The Mets' problem was finding the right vendor or combination of vendors. The team's needs involved not only low-cost disk, but deduplication and compression to reduce the overall amount of data to be backed up, as well as WAN optimization/acceleration to speed the replication process. "But by combining too many technologies you risk complicating the solution and introducing potential problems," says Greg Schulz, founder and senior analyst at StorageIO Group, Stillwater, MN.

Most of the D2D backup solutions for midsized companies are packaged as virtual tape appliances, notes ESG's Whitehouse. As virtual tape, the backup product can drop right into the existing tape backup environment without disrupting applications and backup software. "Midmarket companies don't want to get sophisticated about backup strategy. They want to do what's easy, and the easiest [thing to do] is to just drop in an appliance," she says.

Working through a VAR, ePlus Technology, Milone narrowed his search to three vendors: Data Domain Inc., EMC Corp. and Quantum. Milone quickly rejected EMC as too costly. Quantum was the Mets' incumbent backup vendor, having provided the DLT tape system. Data Domain was the newcomer brought in by ePlus Technology.
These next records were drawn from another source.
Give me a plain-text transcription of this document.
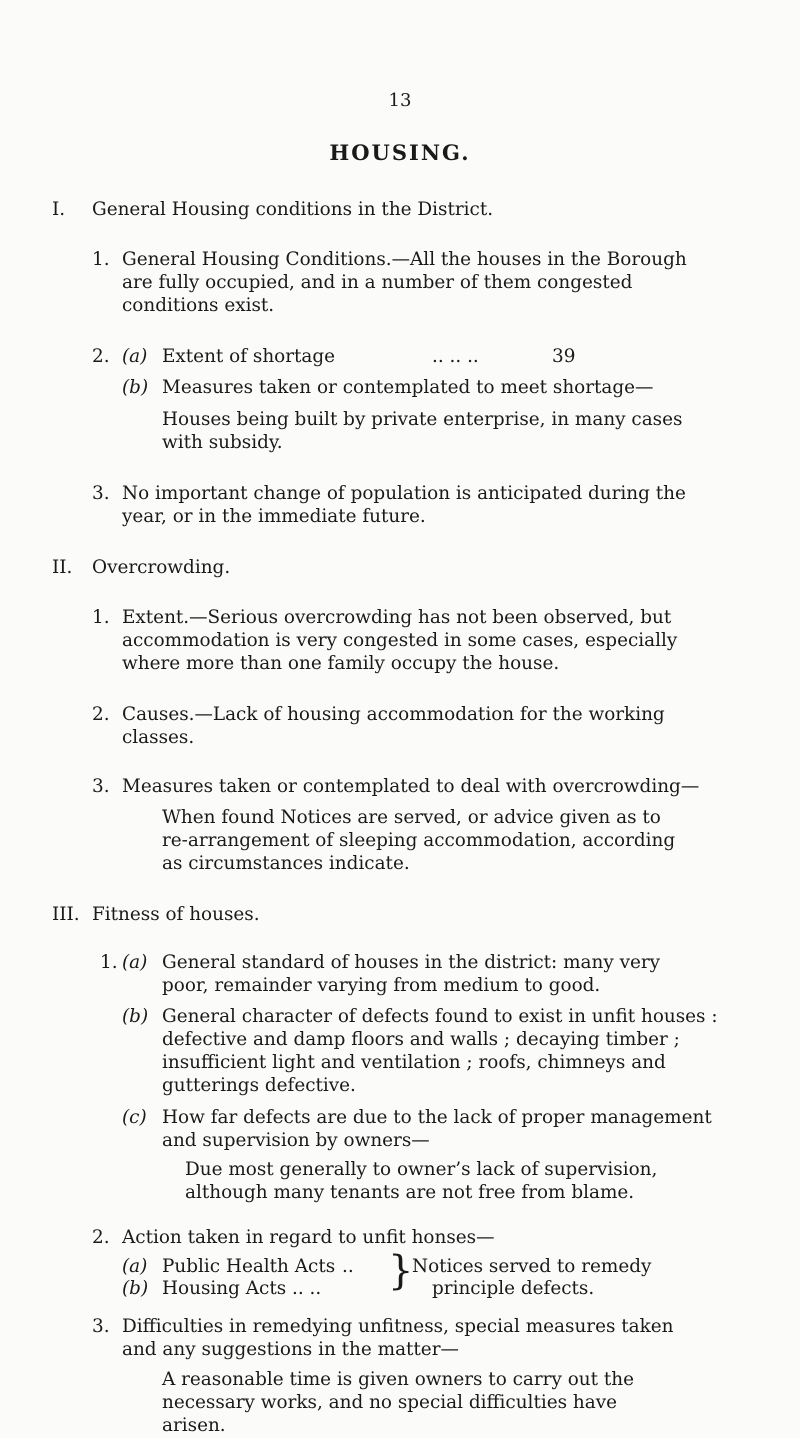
13
HOUSING.
I. General Housing conditions in the District.
1. General Housing Conditions.—All the houses in the Borough
are fully occupied, and in a number of them congested
conditions exist.
2. (a) Extent of shortage	.. .. ..	39
(b) Measures taken or contemplated to meet shortage—
Houses being built by private enterprise, in many cases
with subsidy.
3. No important change of population is anticipated during the
year, or in the immediate future.
II. Overcrowding.
1. Extent.—Serious overcrowding has not been observed, but
accommodation is very congested in some cases, especially
where more than one family occupy the house.
2. Causes.—Lack of housing accommodation for the working
classes.
3. Measures taken or contemplated to deal with overcrowding—
When found Notices are served, or advice given as to
re-arrangement of sleeping accommodation, according
as circumstances indicate.
III. Fitness of houses.
1. (a) General standard of houses in the district: many very
poor, remainder varying from medium to good.
(b) General character of defects found to exist in unfit houses :
defective and damp floors and walls ; decaying timber ;
insufficient light and ventilation ; roofs, chimneys and
gutterings defective.
(c) How far defects are due to the lack of proper management
and supervision by owners—
Due most generally to owner’s lack of supervision,
although many tenants are not free from blame.
2. Action taken in regard to unfit honses—
(a) Public Health Acts ..	Notices served to remedy
(b) Housing Acts .. ..	principle defects.
}
3. Difficulties in remedying unfitness, special measures taken
and any suggestions in the matter—
A reasonable time is given owners to carry out the
necessary works, and no special difficulties have
arisen.
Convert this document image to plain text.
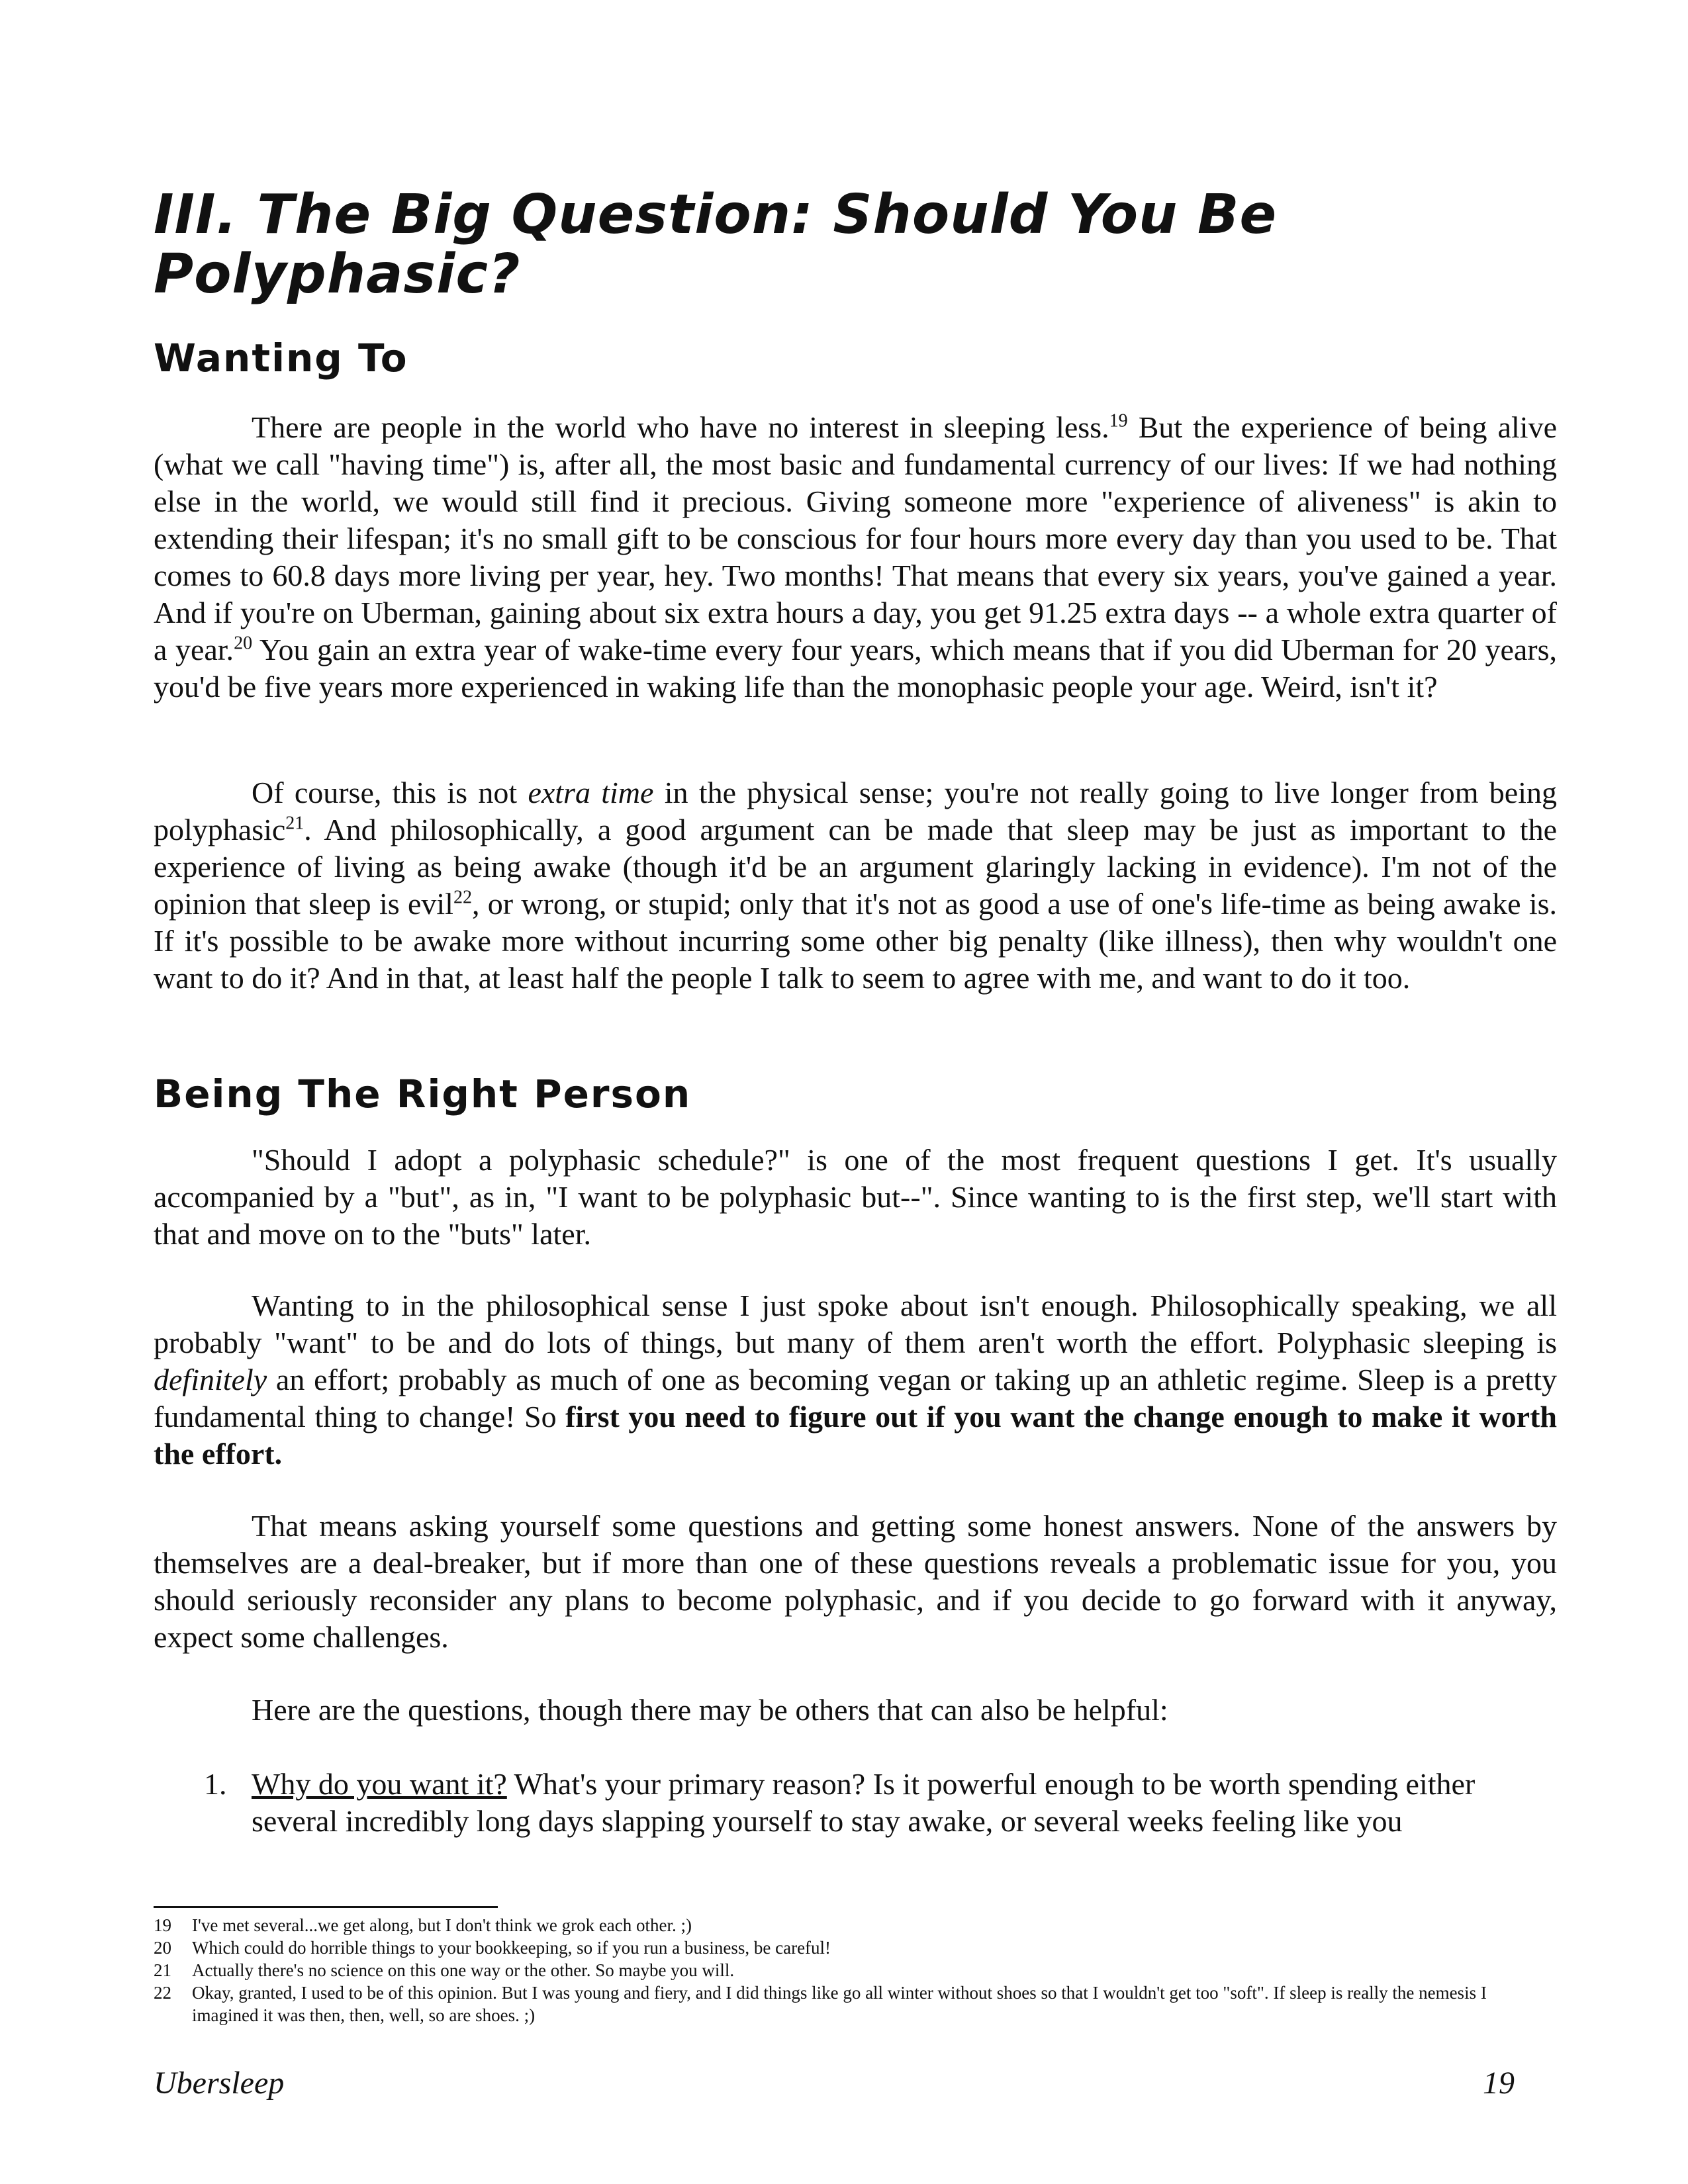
III. The Big Question: Should You Be Polyphasic?
Wanting To

There are people in the world who have no interest in sleeping less.$^{19}$ But the experience of being alive (what we call "having time") is, after all, the most basic and fundamental currency of our lives: If we had nothing else in the world, we would still find it precious. Giving someone more "experience of aliveness" is akin to extending their lifespan; it's no small gift to be conscious for four hours more every day than you used to be. That comes to 60.8 days more living per year, hey. Two months! That means that every six years, you've gained a year. And if you're on Uberman, gaining about six extra hours a day, you get 91.25 extra days -- a whole extra quarter of a year.$^{20}$ You gain an extra year of wake-time every four years, which means that if you did Uberman for 20 years, you'd be five years more experienced in waking life than the monophasic people your age. Weird, isn't it?

Of course, this is not extra time in the physical sense; you're not really going to live longer from being polyphasic$^{21}$. And philosophically, a good argument can be made that sleep may be just as important to the experience of living as being awake (though it'd be an argument glaringly lacking in evidence). I'm not of the opinion that sleep is evil$^{22}$, or wrong, or stupid; only that it's not as good a use of one's life-time as being awake is. If it's possible to be awake more without incurring some other big penalty (like illness), then why wouldn't one want to do it? And in that, at least half the people I talk to seem to agree with me, and want to do it too.

Being The Right Person

"Should I adopt a polyphasic schedule?" is one of the most frequent questions I get. It's usually accompanied by a "but", as in, "I want to be polyphasic but--". Since wanting to is the first step, we'll start with that and move on to the "buts" later.

Wanting to in the philosophical sense I just spoke about isn't enough. Philosophically speaking, we all probably "want" to be and do lots of things, but many of them aren't worth the effort. Polyphasic sleeping is definitely an effort; probably as much of one as becoming vegan or taking up an athletic regime. Sleep is a pretty fundamental thing to change! So first you need to figure out if you want the change enough to make it worth the effort.

That means asking yourself some questions and getting some honest answers. None of the answers by themselves are a deal-breaker, but if more than one of these questions reveals a problematic issue for you, you should seriously reconsider any plans to become polyphasic, and if you decide to go forward with it anyway, expect some challenges.

Here are the questions, though there may be others that can also be helpful:

1. Why do you want it? What's your primary reason? Is it powerful enough to be worth spending either several incredibly long days slapping yourself to stay awake, or several weeks feeling like you
19	I've met several...we get along, but I don't think we grok each other. ;)
20	Which could do horrible things to your bookkeeping, so if you run a business, be careful!
21	Actually there's no science on this one way or the other. So maybe you will.
22	Okay, granted, I used to be of this opinion. But I was young and fiery, and I did things like go all winter without shoes so that I wouldn't get too "soft". If sleep is really the nemesis I imagined it was then, then, well, so are shoes. ;)
Ubersleep	19
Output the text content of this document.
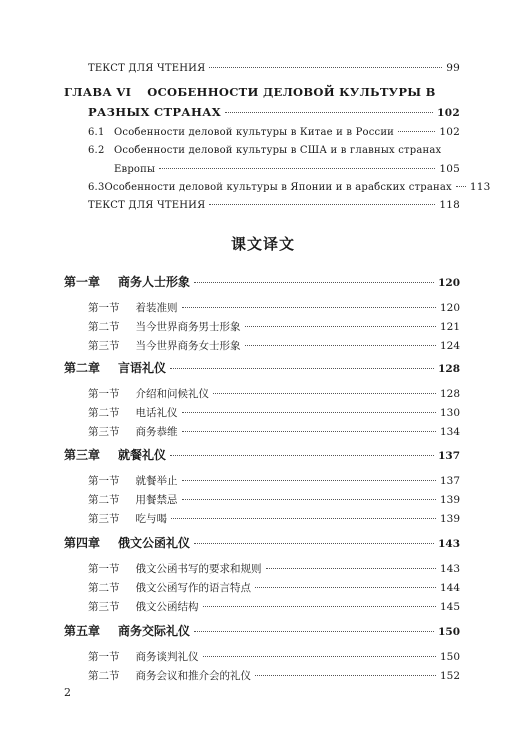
ТЕКСТ ДЛЯ ЧТЕНИЯ	99
ГЛАВА VI ОСОБЕННОСТИ ДЕЛОВОЙ КУЛЬТУРЫ В
РАЗНЫХ СТРАНАХ	102
6.1 Особенности деловой культуры в Китае и в России	102
6.2 Особенности деловой культуры в США и в главных странах
Европы	105
6.3 Особенности деловой культуры в Японии и в арабских странах 113
ТЕКСТ ДЛЯ ЧТЕНИЯ	118
课文译文
第一章 商务人士形象	120
第一节 着装准则	120
第二节 当今世界商务男士形象	121
第三节 当今世界商务女士形象	124
第二章 言语礼仪	128
第一节 介绍和问候礼仪	128
第二节 电话礼仪	130
第三节 商务恭维	134
第三章 就餐礼仪	137
第一节 就餐举止	137
第二节 用餐禁忌	139
第三节 吃与喝	139
第四章 俄文公函礼仪	143
第一节 俄文公函书写的要求和规则	143
第二节 俄文公函写作的语言特点	144
第三节 俄文公函结构	145
第五章 商务交际礼仪	150
第一节 商务谈判礼仪	150
第二节 商务会议和推介会的礼仪	152
2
The final selection came down to Data Domain and Quantum. Both offered similar products and had deduplication, which Milone by that point considered essential. And each offered comparable pricing.

In the end, the Mets opted for two Data Domain appliances. The DD565 came with 7.5TB (raw) of disk storage and was installed at Shea Stadium. A smaller unit, the DD510, came with 2.25TB (raw) for Sterling. The DD510 lists for $19,000, while the DD565 sells for $95,000. The servers would retain their DAS until the SANs were in place, and Backup Exec would remain the backup software.

Both units feature compression and deduplication, which Milone figures would reduce data volume, on average, at a 25x rate. "In some cases, we've gotten as high as 80x data reduction," he notes.

Vendors bicker about which product delivers the greatest rate of data reduction. "A 20x reduction is pretty common, 50x is reasonable," says ESG's Whitehouse. Beyond that, you need to look carefully at the data and how the vendor is calculating the reduction rate, she advises. Even the length of time the data is retained can impact the reduction rate.